In this study, the drought patterns of the Aegean region in Turkey as a home for several metropolitan cities such as Izmir, Manisa, and Aydın are addressed. 47 years of precipitation and temperature records from 14 meteorological stations in Buyuk Menderes, Kucuk Menderes, and Gediz basins were used to calculate the SPI, DPI, PNI, and SPEI drought indices on 1-, 3-, 6- and 12-month time scales. It has been determined that there is a tendency to decrease in precipitation with increasing temperatures in general.

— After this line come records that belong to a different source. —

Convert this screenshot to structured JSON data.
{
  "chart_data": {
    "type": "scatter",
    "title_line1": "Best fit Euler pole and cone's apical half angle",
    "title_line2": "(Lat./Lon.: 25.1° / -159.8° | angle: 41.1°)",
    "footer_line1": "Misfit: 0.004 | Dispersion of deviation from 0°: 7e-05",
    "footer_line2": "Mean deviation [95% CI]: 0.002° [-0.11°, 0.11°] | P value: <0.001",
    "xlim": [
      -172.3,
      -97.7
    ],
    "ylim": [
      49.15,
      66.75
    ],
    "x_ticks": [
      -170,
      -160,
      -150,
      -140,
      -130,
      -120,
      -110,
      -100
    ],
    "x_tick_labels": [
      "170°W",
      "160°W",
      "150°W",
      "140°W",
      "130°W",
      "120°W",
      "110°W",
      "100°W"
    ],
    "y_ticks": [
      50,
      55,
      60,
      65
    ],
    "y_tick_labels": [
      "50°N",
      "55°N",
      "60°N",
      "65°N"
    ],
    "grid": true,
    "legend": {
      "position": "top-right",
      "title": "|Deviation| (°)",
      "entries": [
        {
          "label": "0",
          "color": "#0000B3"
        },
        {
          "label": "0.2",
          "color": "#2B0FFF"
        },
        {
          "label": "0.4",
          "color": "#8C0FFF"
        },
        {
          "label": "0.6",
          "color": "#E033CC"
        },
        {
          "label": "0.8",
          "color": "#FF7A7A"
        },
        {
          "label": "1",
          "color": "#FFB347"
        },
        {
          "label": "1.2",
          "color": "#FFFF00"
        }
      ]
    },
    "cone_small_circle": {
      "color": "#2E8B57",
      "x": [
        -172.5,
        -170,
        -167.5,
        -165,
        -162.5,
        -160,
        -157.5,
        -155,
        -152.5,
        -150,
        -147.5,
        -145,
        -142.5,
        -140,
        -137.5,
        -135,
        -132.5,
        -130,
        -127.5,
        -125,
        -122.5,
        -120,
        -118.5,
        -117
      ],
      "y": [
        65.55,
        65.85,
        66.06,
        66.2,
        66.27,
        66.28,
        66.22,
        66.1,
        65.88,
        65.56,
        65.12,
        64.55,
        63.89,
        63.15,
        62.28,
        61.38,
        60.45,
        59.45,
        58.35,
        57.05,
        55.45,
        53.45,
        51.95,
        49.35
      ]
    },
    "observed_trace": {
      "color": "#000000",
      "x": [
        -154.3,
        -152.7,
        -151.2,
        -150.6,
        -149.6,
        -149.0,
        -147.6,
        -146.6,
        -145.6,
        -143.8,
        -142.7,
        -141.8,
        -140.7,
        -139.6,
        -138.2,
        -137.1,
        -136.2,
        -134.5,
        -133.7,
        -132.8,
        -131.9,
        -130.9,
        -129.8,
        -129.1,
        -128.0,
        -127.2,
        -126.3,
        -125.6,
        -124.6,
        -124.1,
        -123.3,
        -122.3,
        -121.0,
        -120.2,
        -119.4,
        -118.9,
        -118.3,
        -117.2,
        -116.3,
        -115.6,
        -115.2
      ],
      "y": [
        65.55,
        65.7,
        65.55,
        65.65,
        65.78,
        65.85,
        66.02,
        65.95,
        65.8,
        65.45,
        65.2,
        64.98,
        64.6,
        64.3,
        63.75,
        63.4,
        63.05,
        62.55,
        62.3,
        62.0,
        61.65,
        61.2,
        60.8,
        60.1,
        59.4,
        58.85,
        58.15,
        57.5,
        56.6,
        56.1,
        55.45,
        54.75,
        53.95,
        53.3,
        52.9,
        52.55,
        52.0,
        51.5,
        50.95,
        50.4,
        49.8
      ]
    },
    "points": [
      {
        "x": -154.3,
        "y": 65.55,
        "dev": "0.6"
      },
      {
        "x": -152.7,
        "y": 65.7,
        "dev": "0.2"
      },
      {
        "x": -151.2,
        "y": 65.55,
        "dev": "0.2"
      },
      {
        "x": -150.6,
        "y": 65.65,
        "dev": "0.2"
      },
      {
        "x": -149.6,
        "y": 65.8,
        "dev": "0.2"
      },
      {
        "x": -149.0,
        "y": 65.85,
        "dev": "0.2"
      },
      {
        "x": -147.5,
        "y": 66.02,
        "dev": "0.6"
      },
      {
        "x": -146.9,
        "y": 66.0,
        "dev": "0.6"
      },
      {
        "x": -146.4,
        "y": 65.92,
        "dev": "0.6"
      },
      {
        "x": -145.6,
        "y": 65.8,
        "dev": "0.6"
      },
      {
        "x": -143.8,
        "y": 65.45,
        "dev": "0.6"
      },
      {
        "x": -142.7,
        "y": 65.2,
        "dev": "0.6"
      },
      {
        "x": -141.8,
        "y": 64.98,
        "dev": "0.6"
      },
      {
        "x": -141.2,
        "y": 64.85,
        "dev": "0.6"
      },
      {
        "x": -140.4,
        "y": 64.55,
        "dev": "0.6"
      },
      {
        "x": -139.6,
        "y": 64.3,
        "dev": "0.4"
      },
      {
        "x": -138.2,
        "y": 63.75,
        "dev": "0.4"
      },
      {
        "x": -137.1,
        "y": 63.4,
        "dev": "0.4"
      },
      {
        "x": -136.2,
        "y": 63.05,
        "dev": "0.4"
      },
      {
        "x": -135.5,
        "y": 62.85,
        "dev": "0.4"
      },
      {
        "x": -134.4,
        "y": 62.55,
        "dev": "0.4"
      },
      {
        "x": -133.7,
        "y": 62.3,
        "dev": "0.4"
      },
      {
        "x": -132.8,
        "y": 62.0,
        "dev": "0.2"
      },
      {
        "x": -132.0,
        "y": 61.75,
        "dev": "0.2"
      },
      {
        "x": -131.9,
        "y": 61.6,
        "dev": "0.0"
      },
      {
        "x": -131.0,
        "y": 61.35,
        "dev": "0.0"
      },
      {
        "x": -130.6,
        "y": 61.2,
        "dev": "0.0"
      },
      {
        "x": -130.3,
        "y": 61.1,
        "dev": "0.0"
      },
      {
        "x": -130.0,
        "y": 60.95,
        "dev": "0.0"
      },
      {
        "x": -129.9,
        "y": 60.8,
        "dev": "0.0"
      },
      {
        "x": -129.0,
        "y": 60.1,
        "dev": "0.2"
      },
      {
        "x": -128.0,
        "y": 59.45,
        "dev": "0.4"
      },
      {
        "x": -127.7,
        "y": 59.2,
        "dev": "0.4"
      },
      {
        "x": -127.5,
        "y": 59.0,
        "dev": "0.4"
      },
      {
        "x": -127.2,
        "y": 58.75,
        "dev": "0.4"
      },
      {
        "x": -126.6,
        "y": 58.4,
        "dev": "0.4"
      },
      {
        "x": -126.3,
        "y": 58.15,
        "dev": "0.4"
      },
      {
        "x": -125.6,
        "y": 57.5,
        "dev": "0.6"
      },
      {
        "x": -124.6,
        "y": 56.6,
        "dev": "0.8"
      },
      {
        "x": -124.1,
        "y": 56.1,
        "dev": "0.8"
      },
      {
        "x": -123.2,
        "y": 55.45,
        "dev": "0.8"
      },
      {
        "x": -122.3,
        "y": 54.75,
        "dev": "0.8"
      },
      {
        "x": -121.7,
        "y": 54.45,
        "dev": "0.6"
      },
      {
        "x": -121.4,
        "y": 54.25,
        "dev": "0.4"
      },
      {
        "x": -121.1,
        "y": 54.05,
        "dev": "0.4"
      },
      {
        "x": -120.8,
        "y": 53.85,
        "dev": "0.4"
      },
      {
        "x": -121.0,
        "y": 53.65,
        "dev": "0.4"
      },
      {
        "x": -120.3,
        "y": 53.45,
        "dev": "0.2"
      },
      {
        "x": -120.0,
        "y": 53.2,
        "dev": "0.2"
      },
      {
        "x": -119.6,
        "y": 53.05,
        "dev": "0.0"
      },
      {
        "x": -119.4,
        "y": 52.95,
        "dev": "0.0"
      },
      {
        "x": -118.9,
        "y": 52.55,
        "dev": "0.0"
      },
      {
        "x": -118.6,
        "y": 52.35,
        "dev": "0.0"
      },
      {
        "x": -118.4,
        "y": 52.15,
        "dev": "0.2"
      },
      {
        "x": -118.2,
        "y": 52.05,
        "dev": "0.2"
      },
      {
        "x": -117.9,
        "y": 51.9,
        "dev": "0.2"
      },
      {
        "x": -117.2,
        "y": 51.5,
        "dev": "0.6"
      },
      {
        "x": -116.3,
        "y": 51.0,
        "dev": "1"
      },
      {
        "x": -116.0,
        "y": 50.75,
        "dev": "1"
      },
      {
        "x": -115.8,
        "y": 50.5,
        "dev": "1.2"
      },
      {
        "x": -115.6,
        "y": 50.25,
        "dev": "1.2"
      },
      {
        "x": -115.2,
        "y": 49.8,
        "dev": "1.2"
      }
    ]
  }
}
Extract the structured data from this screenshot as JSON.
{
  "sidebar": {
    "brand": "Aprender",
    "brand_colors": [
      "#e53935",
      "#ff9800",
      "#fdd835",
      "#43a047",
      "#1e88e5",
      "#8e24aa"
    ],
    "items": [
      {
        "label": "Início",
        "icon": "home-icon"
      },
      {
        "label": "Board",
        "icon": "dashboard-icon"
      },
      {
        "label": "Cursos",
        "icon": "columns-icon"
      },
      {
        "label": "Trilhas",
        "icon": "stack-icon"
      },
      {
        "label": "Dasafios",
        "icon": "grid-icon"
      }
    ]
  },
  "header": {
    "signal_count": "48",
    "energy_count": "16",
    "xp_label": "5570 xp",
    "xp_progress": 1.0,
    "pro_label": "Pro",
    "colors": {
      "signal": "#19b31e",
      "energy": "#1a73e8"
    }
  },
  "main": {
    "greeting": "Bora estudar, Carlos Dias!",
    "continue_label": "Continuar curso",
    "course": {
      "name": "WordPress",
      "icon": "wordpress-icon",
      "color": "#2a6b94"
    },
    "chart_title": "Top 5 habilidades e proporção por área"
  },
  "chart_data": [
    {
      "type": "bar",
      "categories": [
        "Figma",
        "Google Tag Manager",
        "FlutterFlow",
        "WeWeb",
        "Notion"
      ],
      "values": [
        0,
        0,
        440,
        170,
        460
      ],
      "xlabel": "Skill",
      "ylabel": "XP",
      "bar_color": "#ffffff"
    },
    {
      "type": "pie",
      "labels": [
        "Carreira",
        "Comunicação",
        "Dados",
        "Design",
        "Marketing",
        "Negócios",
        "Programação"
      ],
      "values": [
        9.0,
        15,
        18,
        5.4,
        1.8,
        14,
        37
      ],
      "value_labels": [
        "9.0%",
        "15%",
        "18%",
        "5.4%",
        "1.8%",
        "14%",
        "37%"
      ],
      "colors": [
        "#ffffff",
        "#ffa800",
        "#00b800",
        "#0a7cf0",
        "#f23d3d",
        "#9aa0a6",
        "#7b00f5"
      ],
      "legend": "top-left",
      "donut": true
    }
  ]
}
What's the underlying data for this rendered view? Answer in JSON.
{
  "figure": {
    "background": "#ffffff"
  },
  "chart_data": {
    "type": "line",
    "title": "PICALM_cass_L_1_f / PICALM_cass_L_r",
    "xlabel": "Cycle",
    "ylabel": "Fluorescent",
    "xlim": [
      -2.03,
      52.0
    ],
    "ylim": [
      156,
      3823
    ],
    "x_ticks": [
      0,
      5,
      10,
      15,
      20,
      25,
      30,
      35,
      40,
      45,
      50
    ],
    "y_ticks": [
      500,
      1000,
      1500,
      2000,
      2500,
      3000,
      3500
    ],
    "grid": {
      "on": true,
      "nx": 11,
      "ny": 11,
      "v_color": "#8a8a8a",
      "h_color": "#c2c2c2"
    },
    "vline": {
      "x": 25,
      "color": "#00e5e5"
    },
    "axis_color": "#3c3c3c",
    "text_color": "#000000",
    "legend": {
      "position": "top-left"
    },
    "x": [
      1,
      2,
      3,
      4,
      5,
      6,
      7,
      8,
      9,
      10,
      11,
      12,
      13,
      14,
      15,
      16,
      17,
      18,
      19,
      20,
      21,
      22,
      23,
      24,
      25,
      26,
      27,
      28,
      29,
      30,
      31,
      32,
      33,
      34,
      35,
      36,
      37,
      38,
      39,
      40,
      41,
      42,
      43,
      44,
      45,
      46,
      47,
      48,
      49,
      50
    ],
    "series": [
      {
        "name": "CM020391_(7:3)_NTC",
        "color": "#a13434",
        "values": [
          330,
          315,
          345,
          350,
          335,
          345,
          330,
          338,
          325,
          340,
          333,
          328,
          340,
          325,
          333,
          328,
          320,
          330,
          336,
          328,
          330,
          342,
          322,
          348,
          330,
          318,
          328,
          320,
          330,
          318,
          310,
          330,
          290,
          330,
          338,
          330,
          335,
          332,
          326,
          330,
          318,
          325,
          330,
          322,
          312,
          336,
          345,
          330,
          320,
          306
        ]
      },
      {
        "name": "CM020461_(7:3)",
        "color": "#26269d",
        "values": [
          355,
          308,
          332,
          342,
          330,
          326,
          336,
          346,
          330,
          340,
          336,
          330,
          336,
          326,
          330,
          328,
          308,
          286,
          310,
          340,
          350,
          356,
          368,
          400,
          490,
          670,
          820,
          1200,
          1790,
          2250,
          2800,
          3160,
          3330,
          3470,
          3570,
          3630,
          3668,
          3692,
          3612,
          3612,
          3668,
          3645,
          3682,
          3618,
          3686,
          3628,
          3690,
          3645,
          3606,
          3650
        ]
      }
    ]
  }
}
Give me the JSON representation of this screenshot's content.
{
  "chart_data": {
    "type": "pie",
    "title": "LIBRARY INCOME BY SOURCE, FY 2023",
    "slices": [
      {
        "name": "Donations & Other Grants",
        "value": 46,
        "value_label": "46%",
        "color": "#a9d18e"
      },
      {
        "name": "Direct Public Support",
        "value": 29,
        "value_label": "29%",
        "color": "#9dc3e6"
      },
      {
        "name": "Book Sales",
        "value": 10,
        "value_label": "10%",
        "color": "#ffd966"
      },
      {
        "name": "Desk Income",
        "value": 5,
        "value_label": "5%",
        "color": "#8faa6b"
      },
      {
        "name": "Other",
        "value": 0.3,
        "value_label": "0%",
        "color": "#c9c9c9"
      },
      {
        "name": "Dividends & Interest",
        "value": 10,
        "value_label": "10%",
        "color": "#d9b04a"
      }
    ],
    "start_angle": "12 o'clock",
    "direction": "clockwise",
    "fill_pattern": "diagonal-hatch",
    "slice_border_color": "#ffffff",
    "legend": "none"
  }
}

Results obtained for SPI-1 were almost within normal limits. Short-term extreme droughts have also been observed in the study period. Although, short-term drought indices showed near-normal values, long-term indices such as 3-, 6-. And 12-month MA showed many severe conditions indicating the changes in the micro-climate of the region. It was also observed that the nearshore regions experienced moderate droughts when the eastern parts of the region in the same period experienced more severe droughts. Therefore, the mountainous area in the eastern parts of the region and the corresponding socio-economical activities are more vulnerable to drought, and yet not the meteorological drought but the long term hydrological drought is the main concern for the agricultural, industrial, energy, and food security of the region. Since the concept of drought depends on environmental conditions such as relative humidity, temperature, and topography, the values calculated with the SPEI index were found to be more sensitive compared to those of SPI. In addition, the rainfall-based indices used in this study, DPI and PNI, showed very close results.